Date published: Tuesday, October 20, 2015
STEVEN Nield’s future at Oldham RL Club is in the balance as he prepares to go into hospital tomorrow (wed) for a major operation on his left knee.

He will have surgery at Oaklands Hospital, Salford to fix a torn anterior cruciate ligament and is unlikely to be ready to play again for nine to 12 months.
Injured at Keighley on May 31, the 24-year-old utility back picked up the clubman-of-the-year award at the Roughyeds’ promotion dinner for the support he gave to the team and all the work he happily undertook in a backroom role while all the time hiding his bitter disappointment at missing the second half of a fabulous season.
Visibly moved when stepping on stage to receive his award, he said: “That was a massive surprise. I never expected to get anything like this.”
He had played in eight of the first 13 games, scoring four tries, when his season came to an abrupt end in a harmless-looking incident at Cougar Park as he tried to wrong-foot an opponent while clearing Oldham’s line.
“The knee just buckled underneath me as I put pressure on it, and that was that.
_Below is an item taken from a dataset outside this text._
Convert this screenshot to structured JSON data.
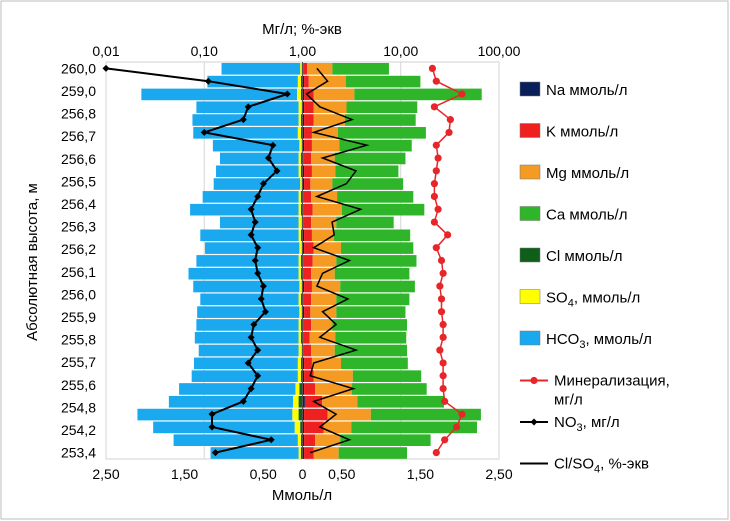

It was something and nothing yet it caused so much damage,” said Nield, who has been at his hometown club since he was 19.
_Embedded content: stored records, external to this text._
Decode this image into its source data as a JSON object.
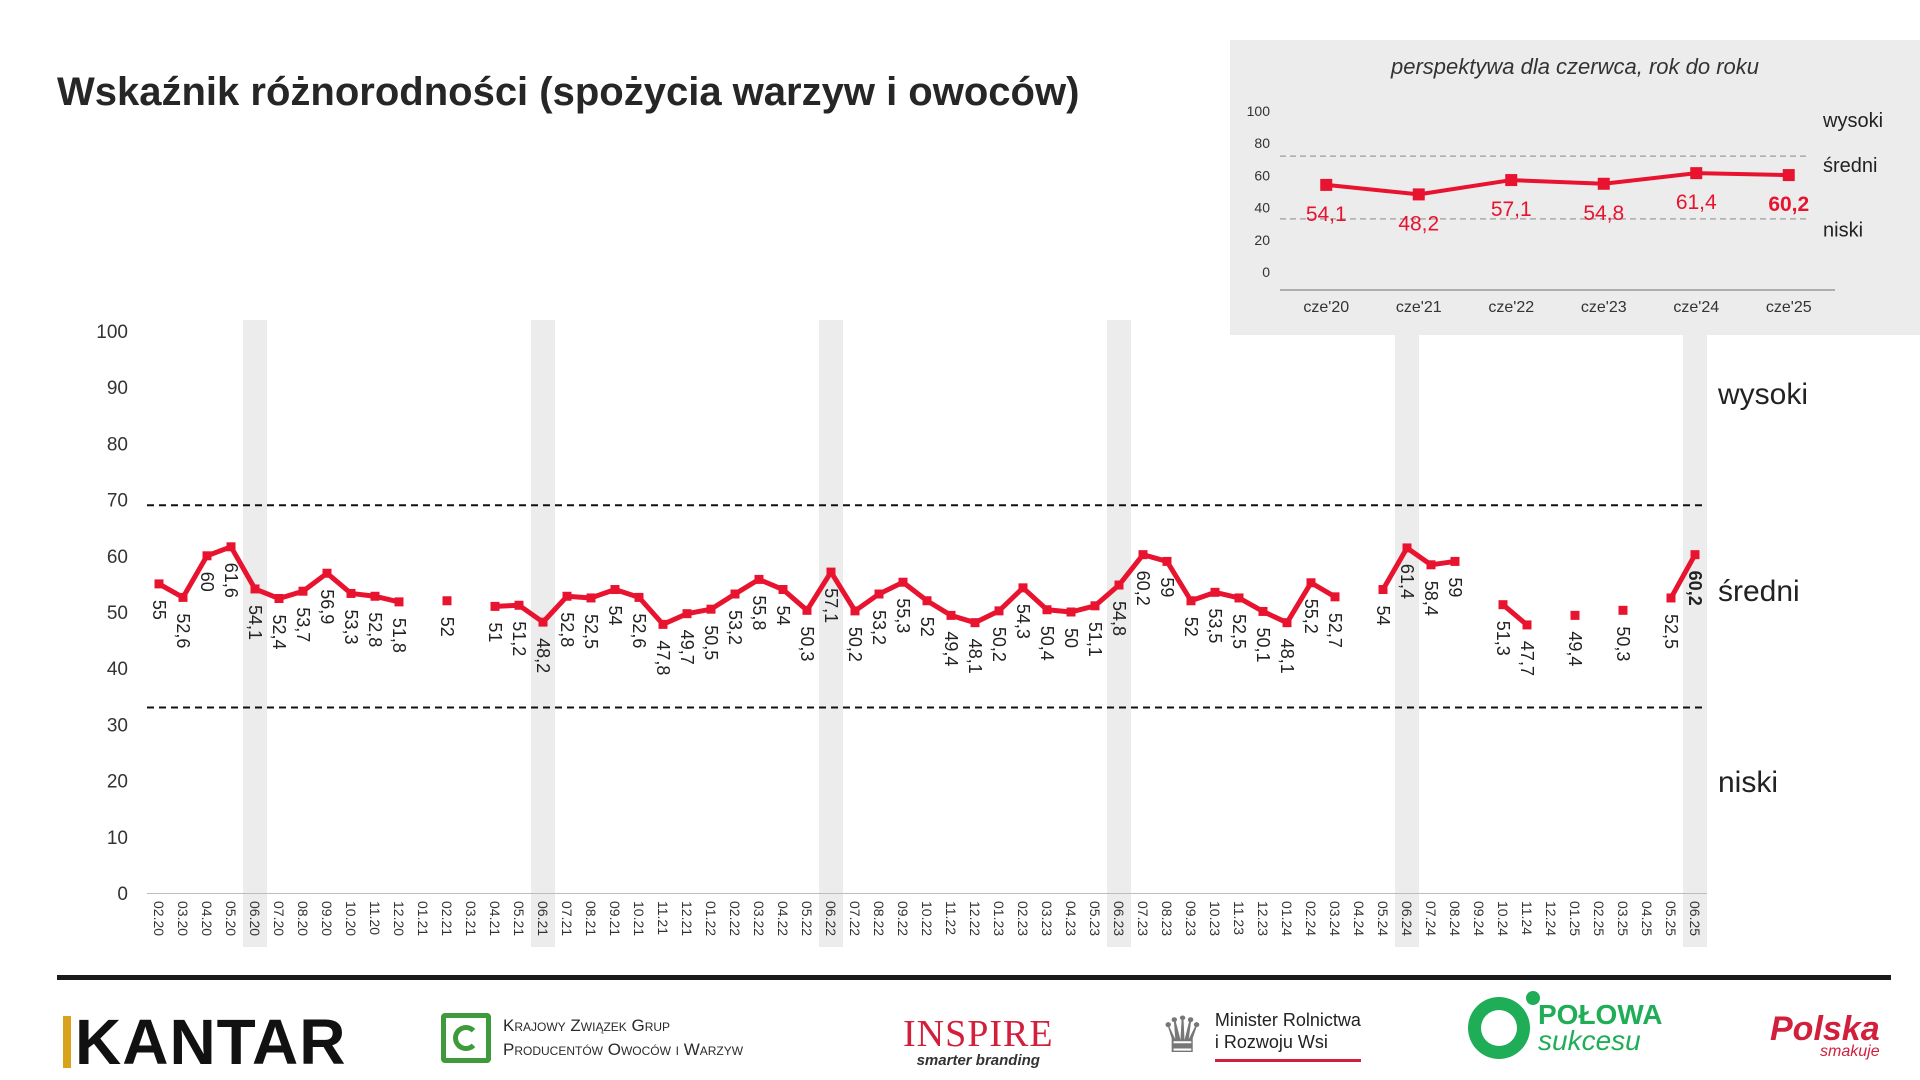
{
  "title": "Wskaźnik różnorodności (spożycia warzyw i owoców)",
  "chart_data": [
    {
      "type": "line",
      "title": "Wskaźnik różnorodności (spożycia warzyw i owoców)",
      "ylim": [
        0,
        100
      ],
      "yticks": [
        0,
        10,
        20,
        30,
        40,
        50,
        60,
        70,
        80,
        90,
        100
      ],
      "categories": [
        "02.20",
        "03.20",
        "04.20",
        "05.20",
        "06.20",
        "07.20",
        "08.20",
        "09.20",
        "10.20",
        "11.20",
        "12.20",
        "01.21",
        "02.21",
        "03.21",
        "04.21",
        "05.21",
        "06.21",
        "07.21",
        "08.21",
        "09.21",
        "10.21",
        "11.21",
        "12.21",
        "01.22",
        "02.22",
        "03.22",
        "04.22",
        "05.22",
        "06.22",
        "07.22",
        "08.22",
        "09.22",
        "10.22",
        "11.22",
        "12.22",
        "01.23",
        "02.23",
        "03.23",
        "04.23",
        "05.23",
        "06.23",
        "07.23",
        "08.23",
        "09.23",
        "10.23",
        "11.23",
        "12.23",
        "01.24",
        "02.24",
        "03.24",
        "04.24",
        "05.24",
        "06.24",
        "07.24",
        "08.24",
        "09.24",
        "10.24",
        "11.24",
        "12.24",
        "01.25",
        "02.25",
        "03.25",
        "04.25",
        "05.25",
        "06.25"
      ],
      "series": [
        {
          "values": [
            55,
            52.6,
            60,
            61.6,
            54.1,
            52.4,
            53.7,
            56.9,
            53.3,
            52.8,
            51.8,
            null,
            52,
            null,
            51,
            51.2,
            48.2,
            52.8,
            52.5,
            54,
            52.6,
            47.8,
            49.7,
            50.5,
            53.2,
            55.8,
            54,
            50.3,
            57.1,
            50.2,
            53.2,
            55.3,
            52,
            49.4,
            48.1,
            50.2,
            54.3,
            50.4,
            50,
            51.1,
            54.8,
            60.2,
            59,
            52,
            53.5,
            52.5,
            50.1,
            48.1,
            55.2,
            52.7,
            null,
            54,
            61.4,
            58.4,
            59,
            null,
            51.3,
            47.7,
            null,
            49.4,
            null,
            50.3,
            null,
            52.5,
            60.2
          ],
          "labels": [
            "55",
            "52,6",
            "60",
            "61,6",
            "54,1",
            "52,4",
            "53,7",
            "56,9",
            "53,3",
            "52,8",
            "51,8",
            "",
            "52",
            "",
            "51",
            "51,2",
            "48,2",
            "52,8",
            "52,5",
            "54",
            "52,6",
            "47,8",
            "49,7",
            "50,5",
            "53,2",
            "55,8",
            "54",
            "50,3",
            "57,1",
            "50,2",
            "53,2",
            "55,3",
            "52",
            "49,4",
            "48,1",
            "50,2",
            "54,3",
            "50,4",
            "50",
            "51,1",
            "54,8",
            "60,2",
            "59",
            "52",
            "53,5",
            "52,5",
            "50,1",
            "48,1",
            "55,2",
            "52,7",
            "",
            "54",
            "61,4",
            "58,4",
            "59",
            "",
            "51,3",
            "47,7",
            "",
            "49,4",
            "",
            "50,3",
            "",
            "52,5",
            "60,2"
          ],
          "color": "#e8132f"
        }
      ],
      "highlight_categories": [
        "06.20",
        "06.21",
        "06.22",
        "06.23",
        "06.24",
        "06.25"
      ],
      "reference_lines": [
        69,
        33
      ],
      "bands": [
        "wysoki",
        "średni",
        "niski"
      ],
      "grid": false
    },
    {
      "type": "line",
      "title": "perspektywa dla czerwca, rok do roku",
      "ylim": [
        0,
        100
      ],
      "yticks": [
        0,
        20,
        40,
        60,
        80,
        100
      ],
      "categories": [
        "cze'20",
        "cze'21",
        "cze'22",
        "cze'23",
        "cze'24",
        "cze'25"
      ],
      "series": [
        {
          "values": [
            54.1,
            48.2,
            57.1,
            54.8,
            61.4,
            60.2
          ],
          "labels": [
            "54,1",
            "48,2",
            "57,1",
            "54,8",
            "61,4",
            "60,2"
          ],
          "color": "#e8132f"
        }
      ],
      "reference_lines": [
        72,
        33
      ],
      "bands": [
        "wysoki",
        "średni",
        "niski"
      ],
      "grid": false
    }
  ],
  "logos": {
    "kantar": "KANTAR",
    "kzgp_line1": "Krajowy Związek Grup",
    "kzgp_line2": "Producentów Owoców i Warzyw",
    "inspire": "INSPIRE",
    "inspire_tag": "smarter branding",
    "minister_line1": "Minister Rolnictwa",
    "minister_line2": "i Rozwoju Wsi",
    "polowa_line1": "POŁOWA",
    "polowa_line2": "sukcesu",
    "polska_line1": "Polska",
    "polska_line2": "smakuje"
  },
  "colors": {
    "accent": "#e8132f",
    "highlight_band": "#ececec",
    "inset_bg": "#ececec"
  }
}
Like Michael Ward, Danny Langtree, Phil Joy and Kenny Hughes, he was reared in the reserves before spending the last three seasons in Scott Naylor’s senior squad.
Roughyeds has been a large part of his life for the past five years, but he is out of contract now and likely to be out of action for most of the club’s crack at Championship rugby after nine seasons in the third tier.
He added: “I’m hoping to be playing again in nine or ten months, rather than 12 which is the worst scenario, but at best I’m going to be out for most of next season.
“For obvious reasons, I’ve not been offered a new contract, but the club is sticking by me and offering me as much help as possible and I’m very grateful to them for that.
“They’ll help me with everything I will have to do in rehabilitation; keep me involved; and do all they can to maintain my morale during the long lay-off.
“I’ll still be around the place, and helping out wherever I can, and beyond that the future is unknown.  We’ll just have to see what happens and how well and how quickly I get over the operation.
“I hope to be firing on all cylinders again at some point next year.”